Foto do mês (Edição de junho de 2024): Hora dourada



Escrever sobre o pôr do sol é tão difícil quanto fotografá-lo. É tão comum, corriqueiro, banal. Tão certo de que vai acontecer que as lentes apontam para o outro lado. Preferem a iluminação da hora dourada, a luz suave, os contrastes balanceados. 

 

É tão efêmero, monocromático e pontual que tem até quem chame de “ordinário”. Às vezes até dizem “hoje o pôr do sol foi bonito”,  como se os outros fossem feios. 

 

Quando toca no horizonte, uma parte do planeta esfria, silencia e se esconde. Mas há outra parte que aquece e desperta. E luta para sobreviver enquanto é dia. 

 

E se o sol fosse como as sempre-vivas*, cuja cor dourada resiste ao tempo? Nos pólos ele até aguenta, incansável, por meses. Mas depois precisa de outros tantos meses, de sono profundo, para se recuperar lentamente.

 

A resistência ao tempo é relativa. Algum dia, o dourado do sol e das sempre-vivas vai se apagar para sempre. Nesse dia, as lentes não apontarão para nenhum lado, não haverá contraste e fotografar o pôr do sol, as sempre-vivas e a paisagem sob a luz dourada não será mais possível. 

 

Enquanto o tempo resiste, fotografar o ordinário é tão difícil e bonito quanto escrever sobre isso.

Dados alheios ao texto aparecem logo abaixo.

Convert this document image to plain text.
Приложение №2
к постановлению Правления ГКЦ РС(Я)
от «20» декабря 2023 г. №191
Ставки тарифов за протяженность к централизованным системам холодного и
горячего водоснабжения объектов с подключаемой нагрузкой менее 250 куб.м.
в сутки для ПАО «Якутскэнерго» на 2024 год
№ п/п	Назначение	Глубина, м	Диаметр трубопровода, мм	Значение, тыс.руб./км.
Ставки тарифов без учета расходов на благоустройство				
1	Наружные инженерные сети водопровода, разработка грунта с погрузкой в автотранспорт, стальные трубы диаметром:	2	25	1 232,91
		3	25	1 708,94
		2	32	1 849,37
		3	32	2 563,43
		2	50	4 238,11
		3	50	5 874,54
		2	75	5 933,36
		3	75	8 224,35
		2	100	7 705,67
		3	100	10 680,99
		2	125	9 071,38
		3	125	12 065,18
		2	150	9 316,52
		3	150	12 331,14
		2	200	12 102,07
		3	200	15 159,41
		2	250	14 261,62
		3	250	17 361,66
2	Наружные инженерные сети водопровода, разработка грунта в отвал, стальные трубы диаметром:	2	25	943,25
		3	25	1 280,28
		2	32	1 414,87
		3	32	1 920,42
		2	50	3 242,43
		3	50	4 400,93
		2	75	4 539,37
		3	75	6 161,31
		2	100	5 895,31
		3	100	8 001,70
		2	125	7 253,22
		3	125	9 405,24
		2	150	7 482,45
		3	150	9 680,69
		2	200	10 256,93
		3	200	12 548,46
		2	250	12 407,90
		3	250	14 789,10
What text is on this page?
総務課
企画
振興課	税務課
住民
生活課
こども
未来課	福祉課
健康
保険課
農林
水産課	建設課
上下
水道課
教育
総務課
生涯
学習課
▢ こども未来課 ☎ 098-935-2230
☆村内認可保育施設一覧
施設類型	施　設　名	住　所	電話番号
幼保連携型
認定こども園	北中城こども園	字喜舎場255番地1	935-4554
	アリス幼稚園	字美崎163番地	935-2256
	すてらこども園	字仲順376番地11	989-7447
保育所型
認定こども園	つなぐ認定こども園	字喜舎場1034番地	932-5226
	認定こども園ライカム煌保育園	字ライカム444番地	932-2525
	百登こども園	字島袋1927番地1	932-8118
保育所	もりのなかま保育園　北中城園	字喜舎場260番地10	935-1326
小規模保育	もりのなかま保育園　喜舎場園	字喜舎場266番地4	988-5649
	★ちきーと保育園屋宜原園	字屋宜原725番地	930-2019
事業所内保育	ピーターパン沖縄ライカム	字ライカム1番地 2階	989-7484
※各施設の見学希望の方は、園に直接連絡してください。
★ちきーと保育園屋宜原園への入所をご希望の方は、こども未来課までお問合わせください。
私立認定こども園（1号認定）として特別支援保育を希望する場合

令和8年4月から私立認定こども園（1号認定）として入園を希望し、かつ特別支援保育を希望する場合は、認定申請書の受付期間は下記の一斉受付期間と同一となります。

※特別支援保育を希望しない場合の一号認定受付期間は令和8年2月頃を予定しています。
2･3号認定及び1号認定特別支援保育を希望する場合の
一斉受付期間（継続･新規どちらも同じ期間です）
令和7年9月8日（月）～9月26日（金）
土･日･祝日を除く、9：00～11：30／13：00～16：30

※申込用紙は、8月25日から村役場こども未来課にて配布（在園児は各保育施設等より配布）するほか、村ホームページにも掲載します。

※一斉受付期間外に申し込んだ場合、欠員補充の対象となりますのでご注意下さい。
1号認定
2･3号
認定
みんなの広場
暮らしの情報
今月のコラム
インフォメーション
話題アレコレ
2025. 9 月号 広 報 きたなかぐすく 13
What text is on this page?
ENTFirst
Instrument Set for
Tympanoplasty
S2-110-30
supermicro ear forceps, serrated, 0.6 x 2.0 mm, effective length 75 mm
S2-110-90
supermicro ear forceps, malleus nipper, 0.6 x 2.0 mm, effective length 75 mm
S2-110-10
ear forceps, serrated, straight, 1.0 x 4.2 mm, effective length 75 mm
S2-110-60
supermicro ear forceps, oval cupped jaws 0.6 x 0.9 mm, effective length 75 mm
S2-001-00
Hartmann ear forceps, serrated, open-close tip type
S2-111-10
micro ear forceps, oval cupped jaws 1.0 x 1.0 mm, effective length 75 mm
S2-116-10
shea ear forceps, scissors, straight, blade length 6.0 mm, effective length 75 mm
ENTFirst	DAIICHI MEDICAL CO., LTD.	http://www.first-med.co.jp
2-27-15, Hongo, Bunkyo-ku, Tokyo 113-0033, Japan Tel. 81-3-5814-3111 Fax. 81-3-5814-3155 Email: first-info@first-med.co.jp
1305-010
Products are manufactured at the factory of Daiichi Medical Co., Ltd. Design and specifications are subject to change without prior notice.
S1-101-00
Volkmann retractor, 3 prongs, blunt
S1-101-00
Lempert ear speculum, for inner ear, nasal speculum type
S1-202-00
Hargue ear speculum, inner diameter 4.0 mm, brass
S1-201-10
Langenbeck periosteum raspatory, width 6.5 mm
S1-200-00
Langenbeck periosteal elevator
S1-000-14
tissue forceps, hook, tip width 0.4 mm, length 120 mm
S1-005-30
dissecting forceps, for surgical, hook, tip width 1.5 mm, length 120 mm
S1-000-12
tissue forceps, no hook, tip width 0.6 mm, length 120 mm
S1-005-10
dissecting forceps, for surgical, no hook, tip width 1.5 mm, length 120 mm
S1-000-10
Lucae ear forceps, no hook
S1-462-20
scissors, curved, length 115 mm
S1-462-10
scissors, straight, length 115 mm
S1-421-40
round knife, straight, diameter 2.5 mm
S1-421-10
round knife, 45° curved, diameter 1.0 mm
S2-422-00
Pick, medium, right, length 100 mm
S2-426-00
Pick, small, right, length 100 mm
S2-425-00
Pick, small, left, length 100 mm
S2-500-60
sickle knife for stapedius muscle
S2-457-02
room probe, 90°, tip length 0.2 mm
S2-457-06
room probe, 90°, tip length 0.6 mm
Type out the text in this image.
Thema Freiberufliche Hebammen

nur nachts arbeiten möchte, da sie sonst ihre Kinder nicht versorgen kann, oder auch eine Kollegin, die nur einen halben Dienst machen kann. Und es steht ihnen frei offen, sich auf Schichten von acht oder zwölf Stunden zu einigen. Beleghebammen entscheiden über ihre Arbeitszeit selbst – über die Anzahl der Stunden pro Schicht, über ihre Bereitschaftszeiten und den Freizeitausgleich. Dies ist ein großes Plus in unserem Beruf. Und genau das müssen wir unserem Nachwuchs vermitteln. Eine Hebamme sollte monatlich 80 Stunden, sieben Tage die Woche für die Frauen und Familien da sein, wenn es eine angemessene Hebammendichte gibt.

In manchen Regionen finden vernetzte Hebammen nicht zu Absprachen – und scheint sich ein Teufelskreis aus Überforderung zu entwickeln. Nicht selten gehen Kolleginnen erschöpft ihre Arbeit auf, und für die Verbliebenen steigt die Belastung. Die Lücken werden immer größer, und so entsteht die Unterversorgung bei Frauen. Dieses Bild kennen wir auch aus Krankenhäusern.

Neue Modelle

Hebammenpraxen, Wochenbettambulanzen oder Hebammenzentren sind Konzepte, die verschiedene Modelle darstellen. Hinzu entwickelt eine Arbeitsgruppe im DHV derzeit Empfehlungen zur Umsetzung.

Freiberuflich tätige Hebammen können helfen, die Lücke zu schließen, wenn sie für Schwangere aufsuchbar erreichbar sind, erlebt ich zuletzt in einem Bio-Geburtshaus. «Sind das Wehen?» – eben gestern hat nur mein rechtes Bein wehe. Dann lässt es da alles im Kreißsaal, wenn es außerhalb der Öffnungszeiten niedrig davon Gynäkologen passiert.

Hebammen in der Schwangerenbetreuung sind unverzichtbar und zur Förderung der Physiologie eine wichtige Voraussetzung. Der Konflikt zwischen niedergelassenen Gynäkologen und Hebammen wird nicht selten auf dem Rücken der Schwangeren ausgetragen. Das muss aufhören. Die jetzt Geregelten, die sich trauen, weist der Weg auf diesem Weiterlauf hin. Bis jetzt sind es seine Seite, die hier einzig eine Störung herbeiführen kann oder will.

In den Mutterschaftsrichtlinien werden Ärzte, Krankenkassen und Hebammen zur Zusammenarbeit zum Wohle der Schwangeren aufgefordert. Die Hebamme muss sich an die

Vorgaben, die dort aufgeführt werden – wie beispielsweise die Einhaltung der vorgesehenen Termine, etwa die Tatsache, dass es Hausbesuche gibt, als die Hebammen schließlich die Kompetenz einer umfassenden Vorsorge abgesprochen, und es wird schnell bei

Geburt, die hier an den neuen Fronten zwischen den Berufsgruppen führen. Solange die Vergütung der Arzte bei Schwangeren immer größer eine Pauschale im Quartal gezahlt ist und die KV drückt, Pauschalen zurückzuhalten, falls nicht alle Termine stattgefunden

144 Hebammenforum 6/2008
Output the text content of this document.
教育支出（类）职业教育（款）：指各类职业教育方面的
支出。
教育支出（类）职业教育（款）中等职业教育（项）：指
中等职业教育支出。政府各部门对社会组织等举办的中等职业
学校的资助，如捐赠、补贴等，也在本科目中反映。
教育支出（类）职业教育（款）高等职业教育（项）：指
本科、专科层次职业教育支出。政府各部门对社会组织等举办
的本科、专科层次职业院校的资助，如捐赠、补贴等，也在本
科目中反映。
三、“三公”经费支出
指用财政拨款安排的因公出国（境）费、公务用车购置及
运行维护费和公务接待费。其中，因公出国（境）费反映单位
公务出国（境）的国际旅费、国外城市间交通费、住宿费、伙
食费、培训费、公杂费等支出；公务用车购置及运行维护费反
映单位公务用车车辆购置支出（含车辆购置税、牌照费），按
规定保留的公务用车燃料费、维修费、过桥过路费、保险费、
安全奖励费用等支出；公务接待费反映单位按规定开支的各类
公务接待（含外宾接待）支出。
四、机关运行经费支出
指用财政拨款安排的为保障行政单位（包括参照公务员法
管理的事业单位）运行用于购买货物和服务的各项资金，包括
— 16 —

*Sempre viva é um nome popular de plantas de várias famílias botânicas, e é uma das plantas icônicas do Cerrado. Em alguns lugares, como na Chapada dos Veadeiros, também são conhecidas como “chuveirinho”, ou “capim-dourado” no Jalapão. Uma característica importante das sempre-vivas é que, após colhida, não perdem sua cor e, por isso, são muito utilizadas para ornamentação e fabricação artesanal de utilidades como chapéus e bolsas. Na Serra da Canastra, onde essa foto foi feita, são chamadas “sempre-viva” as plantas da espécie Paepalanthus elongatus, da família Eriocaulaceae. Porém há cerca de 20 espécies do mesmo gênero somente na região da Canastra, e talvez algumas outras ainda por serem descritas e potencialmente ameaçadas de extinção pela perda de habitat.